Coatings of two-dimensional materials are known, such as for example graphene which is the fundamental unit of graphite, which is formed by stacking multiple layers of graphene held together by van der Waals interactions.
Graphene and other two-dimensional materials can be produced with various different technologies which can be divided into three main groups: i) mechanical exfoliation; ii) chemical exfoliation; and iii) atomic growth.
Within these groups there are numerous variants. i) Mechanical exfoliation using Scotch tape, a technique used by the Nobel prize laureates Novoselov and Gejm, still remains the best technology for obtaining graphene in pure and non-oxidized form, also called “pristine” graphene. Unfortunately, with this technique it is possible to produce only a few sheets of graphene on silicon or silicon oxide, which in general have dimensions smaller than 2000 square microns; this, owing to the ensuing costs, limits the sector of application to scientific research only.
Mechanical milling, often using ball mills, of various raw materials such as graphite, pretreated bituminous pitch and carbonaceous products of various kinds, is used to obtain products at relatively low cost, up to a few hundred dollars per kilogram, but it is rare for these products to be constituted significantly by a single layer; more often, they are materials with distributions of up to 10 layers, and the lateral dimensions for the thinnest products do not exceed one micron. ii) Chemical exfoliation takes advantage of the structure of graphite, which naturally is made up of layers of graphene bonded to each other by
forces that are weaker than the forces along the plane; this difference in bonding forces makes it possible, via the use of various chemical compounds, to separate one or more planes from each other while keeping the planar structure of the graphene intact. Chemical exfoliation can be divided into two further groups: ii.a) Exfoliation that keeps the properties of the graphene relatively unaltered; or ii.b) Exfoliation that modifies these properties to a substantial extent. In this latter case we speak of “chemically modified graphene” (CMG). ii.a) Among the methods that keep the properties of the graphene relatively unaltered is exfoliation using solvents, such as for example n- methyl pyrrolidone (NMP) and dimethylformamide (DMF), which with the aid of the sonication process make it possible to obtain lateral dimensions in the order of microns for significant percentages of monolayer material.

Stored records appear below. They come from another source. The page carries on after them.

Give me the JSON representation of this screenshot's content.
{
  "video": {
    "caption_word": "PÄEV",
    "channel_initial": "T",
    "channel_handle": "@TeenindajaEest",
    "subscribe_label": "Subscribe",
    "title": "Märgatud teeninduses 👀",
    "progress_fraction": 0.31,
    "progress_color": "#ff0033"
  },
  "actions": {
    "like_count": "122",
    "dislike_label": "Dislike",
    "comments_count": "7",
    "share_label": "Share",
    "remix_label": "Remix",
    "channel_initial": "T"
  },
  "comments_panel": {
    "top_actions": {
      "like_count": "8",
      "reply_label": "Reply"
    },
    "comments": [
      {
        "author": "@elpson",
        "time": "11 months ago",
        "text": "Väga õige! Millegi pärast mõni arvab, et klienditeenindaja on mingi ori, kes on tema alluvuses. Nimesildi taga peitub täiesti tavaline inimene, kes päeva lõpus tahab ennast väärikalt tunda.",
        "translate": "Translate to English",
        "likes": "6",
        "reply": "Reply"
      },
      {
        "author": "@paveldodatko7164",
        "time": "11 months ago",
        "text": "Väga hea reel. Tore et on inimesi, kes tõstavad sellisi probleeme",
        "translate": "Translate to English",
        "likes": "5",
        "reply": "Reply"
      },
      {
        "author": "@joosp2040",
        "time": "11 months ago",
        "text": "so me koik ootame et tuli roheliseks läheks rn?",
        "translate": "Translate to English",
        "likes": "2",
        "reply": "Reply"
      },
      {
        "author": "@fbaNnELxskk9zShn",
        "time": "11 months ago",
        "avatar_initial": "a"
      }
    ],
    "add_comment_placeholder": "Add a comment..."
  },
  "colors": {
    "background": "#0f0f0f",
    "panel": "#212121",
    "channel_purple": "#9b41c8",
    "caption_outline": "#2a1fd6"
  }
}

The disadvantage is that this type of solvent is difficult to remove from the surface of the graphene.
Another technique is exfoliation via the intercalation of chemical compounds and subsequent thermal expansion of the intercalated graphite. The final mechanical treatment generates graphene powder. This technique therefore combines the advantages of chemical exfoliation and mechanical action. In this case greater lateral dimensions are obtained than with mechanical exfoliation, but the technology is more complex and it is not clear whether the properties of the graphene remain unaltered. ii.b) Among the techniques for producing CMG is a method that results in considerable lateral dimensions, up to 300 microns, with a neartotality of material in the monolayer structure: this is Hummers' method of exfoliation, known to the person skilled in the art, and some of its variations. Unfortunately the result of this process is not graphene, but its oxidized form, graphene oxide (GO); this material, although retaining good
mechanical properties, completely loses its electrical properties and becomes completely insulating.
The inventors of the present invention have in the past devised a method for the production of a nano structured material based on carbon (WO2014033274A1) that is a graphene formed from fewer than 10 mono- atomic layers, with a length-to-thickness ratio that exceeds 10 or even exceeds 100, and with an electrical conductivity that can exceed 5000S/m.

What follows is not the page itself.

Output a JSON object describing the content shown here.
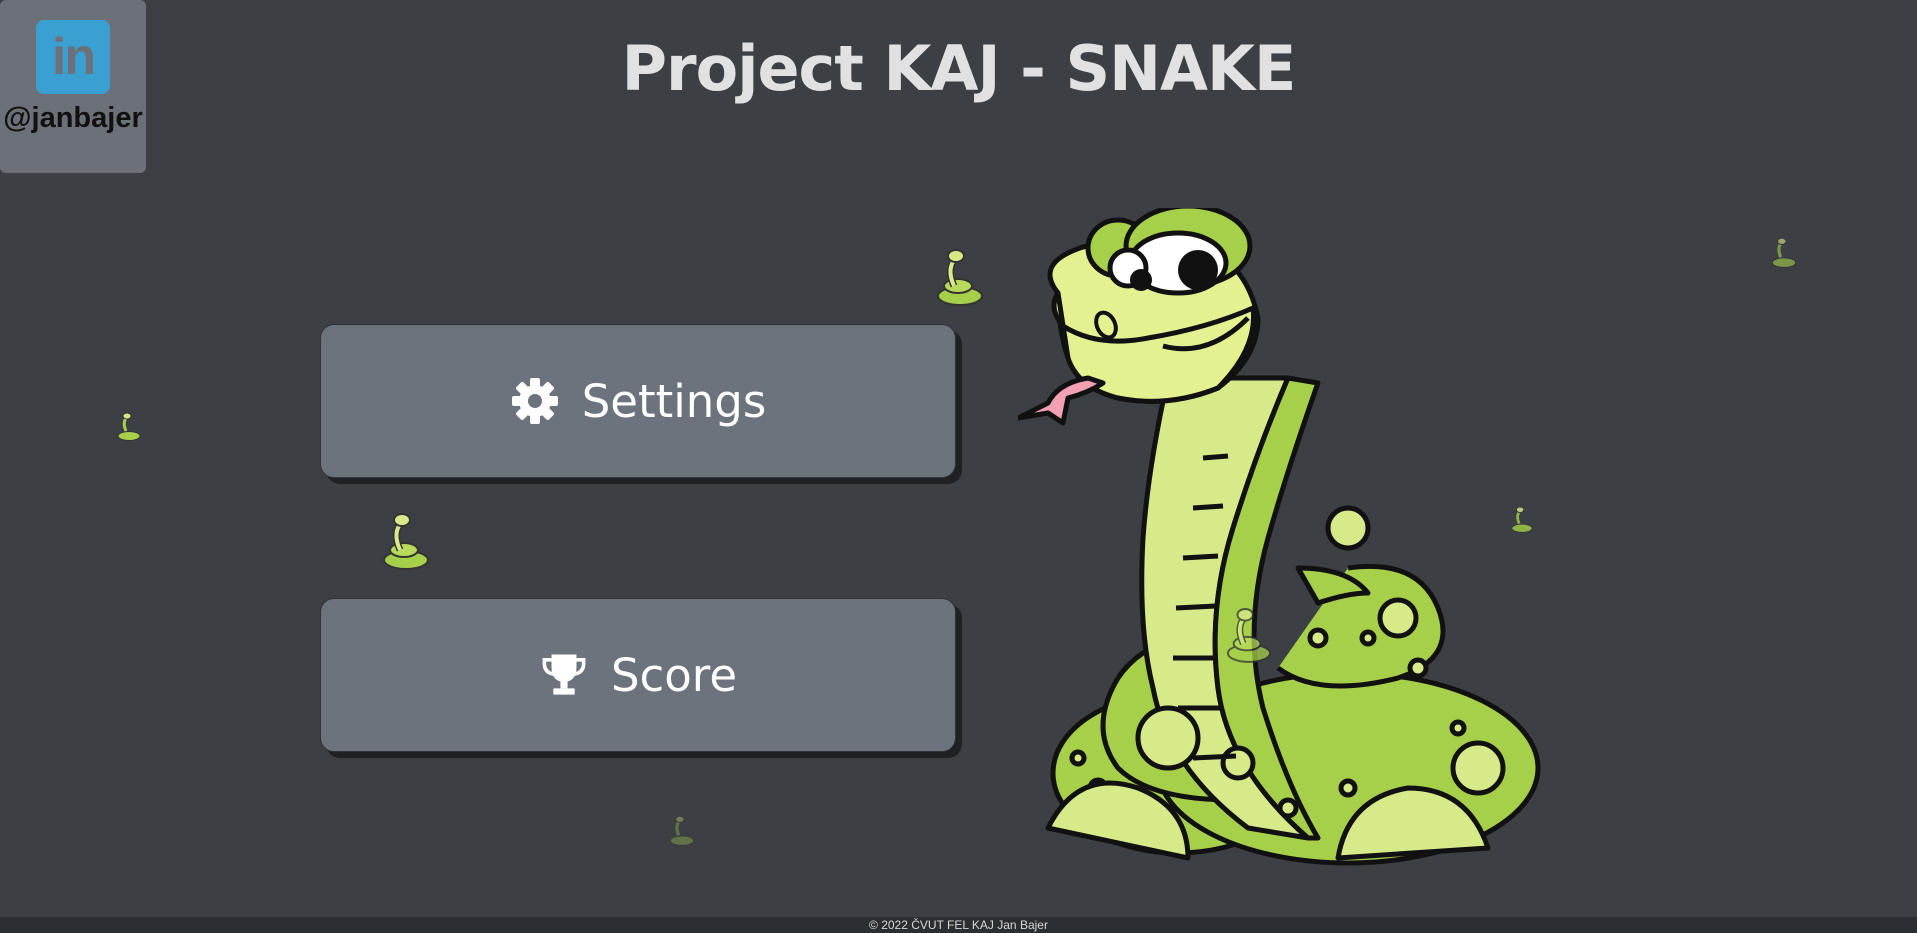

The deposition of thin coatings is an industrial field in intense growth, owing to several advantageous practical aspects: it reduces the costs of the materials, it reduces the dimensions of the manufactured articles, it brings new characteristics that would not be possible with massive materials, and it speeds up production processes.

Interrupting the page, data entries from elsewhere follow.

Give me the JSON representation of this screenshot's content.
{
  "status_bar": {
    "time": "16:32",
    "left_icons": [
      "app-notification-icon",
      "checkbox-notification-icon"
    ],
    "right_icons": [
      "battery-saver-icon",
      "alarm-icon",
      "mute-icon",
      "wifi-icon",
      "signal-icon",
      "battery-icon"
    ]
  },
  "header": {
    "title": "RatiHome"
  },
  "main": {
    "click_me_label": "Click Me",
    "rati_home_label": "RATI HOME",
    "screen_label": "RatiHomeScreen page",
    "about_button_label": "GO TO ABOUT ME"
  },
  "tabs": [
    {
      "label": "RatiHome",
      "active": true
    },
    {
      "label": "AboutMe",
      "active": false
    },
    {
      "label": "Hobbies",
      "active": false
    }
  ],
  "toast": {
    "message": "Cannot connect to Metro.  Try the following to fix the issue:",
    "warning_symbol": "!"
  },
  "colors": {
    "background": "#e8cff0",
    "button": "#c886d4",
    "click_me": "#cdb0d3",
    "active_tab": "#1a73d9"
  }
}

At an industrial scale, the processes most commonly used for the formation of thin layers are divided into: chemical methods:
- electroplating;
- chemical baths;
- chemical vapor deposition (CVD) and plasma enhanced chemical vapor deposition (PECVD);
- atomic layer deposition (ADL), molecular layer deposition (MDL), and physical methods:
- physical vapor deposition (PVD) and the cathodic arc variation (arc- PVD);
- molecular beam epitaxy (MBE);
- sputter deposition; and
- electrospray deposition.
Most of these techniques use conditions that are industrially expensive, such as high temperature, systems that operate under a vacuum, high energy consumption, or processes that are discontinuous and slow.
There are also simple coating techniques such as spray application, application by means of a stainless steel spiral applicator (Mayer bar), immersion coating, coating by means of rotary technologies (rotogravure, reverse roll, flexography, and variations thereof), slot-die coating, and curtain coating, which however currently require the use of binding agents and adhesion promoters.
The binding agents commonly used are oligomeric or polymeric products, polyurethanes, polyesters, acetates, silanes, oils, and acrylic, alkyd, or epoxy resins.
Binding agents, if used for depositing the two-dimensional materials, normally damage the properties of those materials, not only because they have completely different chemical/physical characteristics, but also because they increase the distance between adjacent sheets, thus increasing as a consequence the contact resistance.
In particular, the presence of binding agents in the graphene has a negative influence on several characteristics of the coating in that:
- it reduces the electrical conductivity;
- it reduces the thermal conductivity;
- it contributes to the thickness of the coating, making it difficult if not impossible to obtain coatings of thickness less than 20 nm.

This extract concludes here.